Do you know the panel name so I can look up specs?

The images I posted are no longer from the JDI link that was in the subreddit as it seems either JDI changed domain or it went somewhere else but there was no model nor datasheet, it was promotion for future panel and their name for it was 'metaverse".

Thank god for wayback machine


JDI acquired eLEAP and they say they use eLEAP technology for the display tech, unsure exactly what as I guess eLEAP has a nice portfolio of patents and tech.


The previous leak that put JDI in Deckard prototype, here PoC for proof of concept, F for the iteration.



It was leaked to have used 2.8" panels from JDI model lpm026m648c
Those aren't the same as the ones I posted but this was prototype. 2.8" size though for an headset means their solution was going towards LCD over microOLED. Or they were toying with a wide FOV perhaps and not indicated of final product anyway.
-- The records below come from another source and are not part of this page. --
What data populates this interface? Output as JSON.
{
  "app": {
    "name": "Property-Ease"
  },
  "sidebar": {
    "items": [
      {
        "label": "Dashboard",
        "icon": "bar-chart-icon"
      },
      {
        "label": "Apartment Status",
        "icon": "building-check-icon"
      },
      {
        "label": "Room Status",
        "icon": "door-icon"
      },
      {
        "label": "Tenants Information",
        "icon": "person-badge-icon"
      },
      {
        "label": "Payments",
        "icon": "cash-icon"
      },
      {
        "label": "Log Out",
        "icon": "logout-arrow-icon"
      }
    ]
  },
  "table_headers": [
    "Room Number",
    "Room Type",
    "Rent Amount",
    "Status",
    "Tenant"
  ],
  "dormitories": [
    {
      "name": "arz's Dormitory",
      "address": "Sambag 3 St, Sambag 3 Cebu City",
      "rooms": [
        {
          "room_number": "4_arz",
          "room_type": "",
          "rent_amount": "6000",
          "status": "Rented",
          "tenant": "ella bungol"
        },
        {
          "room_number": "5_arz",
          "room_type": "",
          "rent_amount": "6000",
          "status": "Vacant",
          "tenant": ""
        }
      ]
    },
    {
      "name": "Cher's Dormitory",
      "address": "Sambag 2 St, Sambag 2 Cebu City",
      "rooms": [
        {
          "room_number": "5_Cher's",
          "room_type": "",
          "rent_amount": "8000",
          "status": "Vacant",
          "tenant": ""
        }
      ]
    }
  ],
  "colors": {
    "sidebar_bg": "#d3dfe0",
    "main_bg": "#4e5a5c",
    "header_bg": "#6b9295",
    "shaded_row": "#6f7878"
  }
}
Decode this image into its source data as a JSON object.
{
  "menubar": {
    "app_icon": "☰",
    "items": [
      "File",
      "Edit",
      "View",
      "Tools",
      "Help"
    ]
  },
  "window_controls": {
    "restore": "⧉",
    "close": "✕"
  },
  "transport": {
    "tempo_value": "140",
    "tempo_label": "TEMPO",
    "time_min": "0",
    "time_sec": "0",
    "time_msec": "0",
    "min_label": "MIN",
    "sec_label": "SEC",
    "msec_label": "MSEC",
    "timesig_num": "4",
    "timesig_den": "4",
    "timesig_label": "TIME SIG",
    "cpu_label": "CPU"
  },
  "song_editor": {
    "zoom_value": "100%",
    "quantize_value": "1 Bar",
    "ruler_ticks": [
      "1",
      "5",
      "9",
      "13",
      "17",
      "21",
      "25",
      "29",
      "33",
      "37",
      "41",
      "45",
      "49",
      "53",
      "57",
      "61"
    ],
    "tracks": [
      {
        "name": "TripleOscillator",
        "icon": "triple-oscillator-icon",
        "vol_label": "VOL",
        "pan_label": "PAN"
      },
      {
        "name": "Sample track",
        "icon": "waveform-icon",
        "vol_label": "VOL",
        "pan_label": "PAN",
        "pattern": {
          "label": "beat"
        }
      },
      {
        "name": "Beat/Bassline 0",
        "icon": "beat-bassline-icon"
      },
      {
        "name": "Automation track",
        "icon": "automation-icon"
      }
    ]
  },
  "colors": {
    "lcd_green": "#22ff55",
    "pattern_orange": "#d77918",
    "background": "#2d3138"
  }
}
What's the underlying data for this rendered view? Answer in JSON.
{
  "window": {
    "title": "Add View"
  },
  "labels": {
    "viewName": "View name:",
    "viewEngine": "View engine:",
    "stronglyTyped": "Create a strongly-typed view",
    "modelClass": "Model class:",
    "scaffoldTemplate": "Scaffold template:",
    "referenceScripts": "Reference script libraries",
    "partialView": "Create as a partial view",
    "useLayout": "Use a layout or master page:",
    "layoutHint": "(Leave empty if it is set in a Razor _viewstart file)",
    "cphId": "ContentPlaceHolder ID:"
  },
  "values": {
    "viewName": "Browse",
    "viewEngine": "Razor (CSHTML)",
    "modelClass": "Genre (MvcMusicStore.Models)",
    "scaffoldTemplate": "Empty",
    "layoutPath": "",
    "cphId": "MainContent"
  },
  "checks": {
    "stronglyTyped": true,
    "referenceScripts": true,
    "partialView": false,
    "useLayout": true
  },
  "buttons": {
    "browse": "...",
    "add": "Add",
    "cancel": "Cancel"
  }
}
I know valve has patents for microOLED and I think they really wanted it to happen at one point, it might be inevitable when production improves, an option for a revision of the model later down the line and there's rumours of it, but if they want to release in immediate future, the production costs are just ridiculous. $2000 headset is basically all in on microOLED optics, you have nothing cool or innovative you can put on it because the costs are so damn high.

Valve also always favoured high FOV and high refresh rate, so it just seems like microOLED tech is not there yet sadly. I really wish it was a display solution with no problems but it seems all solutions have pro and cons. Valve surely doesn't wants a >$2000 headset either, there's headsets for that niche already. I think Valve wants to change the status quo of VR headsets, not in display only but probably a long list of improvements. Even $1,200 as per rumours will be a tough sell.